Best 1921 Adventures (6)
February 11, 2016
One in a series of 10 posts identifying Josh Glenn’s favorite 1921 adventure novels. Happy 95th anniversary!
Rafael Sabatini’s historical adventure Scaramouche.
When a cynical young Breton lawyer, Andre-Louis Moreau, denounces the aristocracy — this is shortly before the outbreak of the French Revolution — in front of a riled-up crowd, he becomes a wanted man. He joins a troupe of travelling Commedia dell’Arte actors, assuming the stock character of Scaramouche — a scheming rogue who clownishly burlesques his aristocratic superiors.

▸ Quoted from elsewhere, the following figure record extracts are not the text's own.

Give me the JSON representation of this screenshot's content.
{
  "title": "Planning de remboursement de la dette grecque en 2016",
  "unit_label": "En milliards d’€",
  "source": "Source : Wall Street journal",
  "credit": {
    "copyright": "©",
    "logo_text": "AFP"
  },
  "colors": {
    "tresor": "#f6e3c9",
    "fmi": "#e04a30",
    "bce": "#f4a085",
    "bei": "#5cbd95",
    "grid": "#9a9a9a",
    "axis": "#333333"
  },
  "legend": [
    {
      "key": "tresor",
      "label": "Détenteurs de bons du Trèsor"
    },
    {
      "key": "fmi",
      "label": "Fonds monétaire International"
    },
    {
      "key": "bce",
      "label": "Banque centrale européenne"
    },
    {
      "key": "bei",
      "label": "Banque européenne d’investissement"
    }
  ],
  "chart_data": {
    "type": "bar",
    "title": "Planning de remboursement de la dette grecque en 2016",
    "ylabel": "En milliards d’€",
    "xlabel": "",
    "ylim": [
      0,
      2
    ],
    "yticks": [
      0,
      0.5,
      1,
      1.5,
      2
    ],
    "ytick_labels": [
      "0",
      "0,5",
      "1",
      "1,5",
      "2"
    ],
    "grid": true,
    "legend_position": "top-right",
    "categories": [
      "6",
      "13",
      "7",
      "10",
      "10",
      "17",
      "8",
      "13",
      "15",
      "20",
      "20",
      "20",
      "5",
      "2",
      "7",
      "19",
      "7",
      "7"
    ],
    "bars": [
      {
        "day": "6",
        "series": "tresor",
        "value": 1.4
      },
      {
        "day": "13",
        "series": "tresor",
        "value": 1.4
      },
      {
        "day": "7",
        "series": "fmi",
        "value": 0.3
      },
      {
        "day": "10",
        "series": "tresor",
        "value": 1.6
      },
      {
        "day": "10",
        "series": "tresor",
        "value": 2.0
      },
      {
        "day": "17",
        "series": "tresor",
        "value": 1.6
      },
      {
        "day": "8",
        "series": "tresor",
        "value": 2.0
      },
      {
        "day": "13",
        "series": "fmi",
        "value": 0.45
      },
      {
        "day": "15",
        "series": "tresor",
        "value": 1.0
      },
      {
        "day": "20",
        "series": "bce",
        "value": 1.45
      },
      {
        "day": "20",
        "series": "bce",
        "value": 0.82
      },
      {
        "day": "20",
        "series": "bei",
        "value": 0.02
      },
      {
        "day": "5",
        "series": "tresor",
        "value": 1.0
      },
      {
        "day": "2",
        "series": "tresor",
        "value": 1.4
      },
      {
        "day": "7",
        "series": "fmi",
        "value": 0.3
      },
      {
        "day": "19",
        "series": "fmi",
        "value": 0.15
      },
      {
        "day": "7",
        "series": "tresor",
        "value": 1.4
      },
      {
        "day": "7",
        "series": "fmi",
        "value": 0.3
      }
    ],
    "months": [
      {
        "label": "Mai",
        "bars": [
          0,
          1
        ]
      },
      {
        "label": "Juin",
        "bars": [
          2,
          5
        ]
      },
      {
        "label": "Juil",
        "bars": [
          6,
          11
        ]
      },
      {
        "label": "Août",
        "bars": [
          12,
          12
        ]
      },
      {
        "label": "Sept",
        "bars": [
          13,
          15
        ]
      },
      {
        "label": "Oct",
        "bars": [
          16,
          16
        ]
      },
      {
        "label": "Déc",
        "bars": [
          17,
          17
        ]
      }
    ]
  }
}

However, Moreau’s true identity is discovered and he is forced to go into hiding. He bluffs his way into an apprenticeship with the Master of Arms at a fencing academy — and, over time, he becomes a dangerously skillful swordsman. During the Revolution, Moreau emerges from hiding and goes into politics… he has become an idealist! However, he must fight a duel to the death with an old adversary.
Fun fact: Scaramouche was worldwide bestseller for Sabatini, rivaled only by his other adventures, including The Sea Hawk (1915) and Captain Blood (1922). The novel was adapted into a 1923 swashbuckling movie starring Ramón Novarro.